RHSA-2018:0629: Important: Red Hat JBoss Enterprise Application Platform 7.1 security update
Red Hat JBoss Enterprise Application Platform is a platform for Java applications based on WildFly.This asynchronous patch is a security update for slf4j package in Red Hat JBoss Enterprise Application Platform 7.1.Security Fix(es): An XML deserialization vulnerability was discovered in slf4j's EventData which accepts xml serialized string and can lead to arbitrary code execution. (CVE-2018-8088) The Simple Logging Facade for Java or (SLF4J) is a simple facade for various logging APIs allowing the end-user to plug in the desired implementation at deployment time. SLF4J also allows for a gradual migration path away from Jakarta Commons Logging (JCL).Red Hat would like to thank Chris McCown for reporting CVE-2018-8088.
Affected Software
Remediation
Event History
Frequently Asked Questions
What is the severity of RHSA-2018:0629?
RHSA-2018:0629 has been classified with an important severity level.

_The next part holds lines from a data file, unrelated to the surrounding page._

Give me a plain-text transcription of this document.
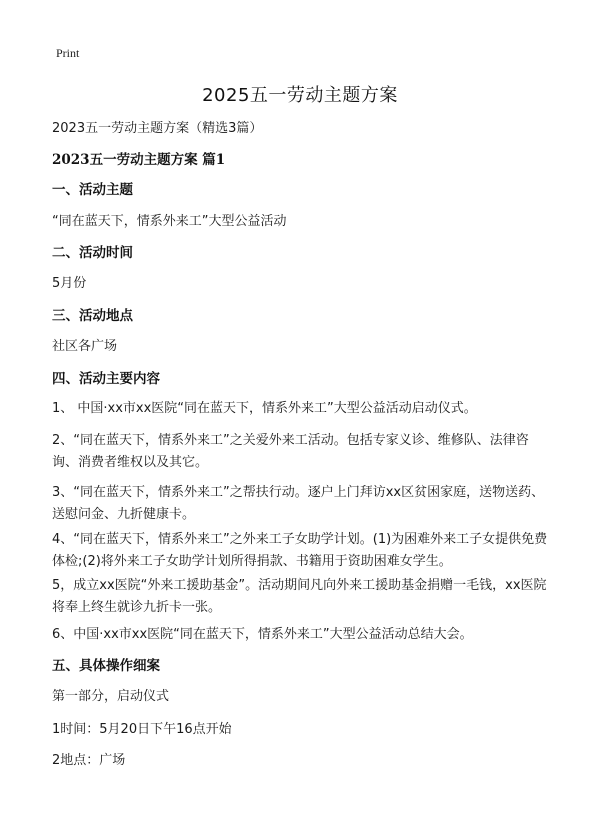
Print
2025五一劳动主题方案
2023五一劳动主题方案（精选3篇）
2023五一劳动主题方案 篇1
一、活动主题
“同在蓝天下，情系外来工”大型公益活动
二、活动时间
5月份
三、活动地点
社区各广场
四、活动主要内容
1、 中国·xx市xx医院“同在蓝天下，情系外来工”大型公益活动启动仪式。
2、“同在蓝天下，情系外来工”之关爱外来工活动。包括专家义诊、维修队、法律咨询、消费者维权以及其它。
3、“同在蓝天下，情系外来工”之帮扶行动。逐户上门拜访xx区贫困家庭，送物送药、送慰问金、九折健康卡。
4、“同在蓝天下，情系外来工”之外来工子女助学计划。(1)为困难外来工子女提供免费体检;(2)将外来工子女助学计划所得捐款、书籍用于资助困难女学生。
5，成立xx医院“外来工援助基金”。活动期间凡向外来工援助基金捐赠一毛钱，xx医院将奉上终生就诊九折卡一张。
6、中国·xx市xx医院“同在蓝天下，情系外来工”大型公益活动总结大会。
五、具体操作细案
第一部分，启动仪式
1时间：5月20日下午16点开始
2地点：广场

How do I fix RHSA-2018:0629?
To fix RHSA-2018:0629, apply the asynchronous patch provided for the slf4j package in Red Hat JBoss Enterprise Application Platform 7.1.
What vulnerability does RHSA-2018:0629 address?

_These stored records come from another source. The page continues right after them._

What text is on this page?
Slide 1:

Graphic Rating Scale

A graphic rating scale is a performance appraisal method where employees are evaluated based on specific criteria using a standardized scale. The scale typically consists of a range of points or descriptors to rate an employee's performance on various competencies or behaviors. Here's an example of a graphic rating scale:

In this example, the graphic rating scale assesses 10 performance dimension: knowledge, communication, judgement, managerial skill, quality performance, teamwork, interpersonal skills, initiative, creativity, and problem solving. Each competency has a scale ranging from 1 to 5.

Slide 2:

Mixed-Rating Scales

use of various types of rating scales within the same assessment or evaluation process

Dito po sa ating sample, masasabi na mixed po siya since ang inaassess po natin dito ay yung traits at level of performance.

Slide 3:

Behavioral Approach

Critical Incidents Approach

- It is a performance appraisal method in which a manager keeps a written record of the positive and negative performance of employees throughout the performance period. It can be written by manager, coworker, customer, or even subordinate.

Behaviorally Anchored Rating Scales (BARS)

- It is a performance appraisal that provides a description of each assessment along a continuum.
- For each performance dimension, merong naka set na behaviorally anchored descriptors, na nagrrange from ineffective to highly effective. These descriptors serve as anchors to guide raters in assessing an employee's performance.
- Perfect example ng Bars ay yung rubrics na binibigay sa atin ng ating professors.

RHSA-2018:0629 addresses an XML deserialization vulnerability in the slf4j package.
Is RHSA-2018:0629 applicable to all versions of Red Hat JBoss?
RHSA-2018:0629 specifically applies to Red Hat JBoss Enterprise Application Platform 7.1.
What is the associated package for RHSA-2018:0629?
The associated package for RHSA-2018:0629 is the slf4j package used in Red Hat JBoss Enterprise Application Platform.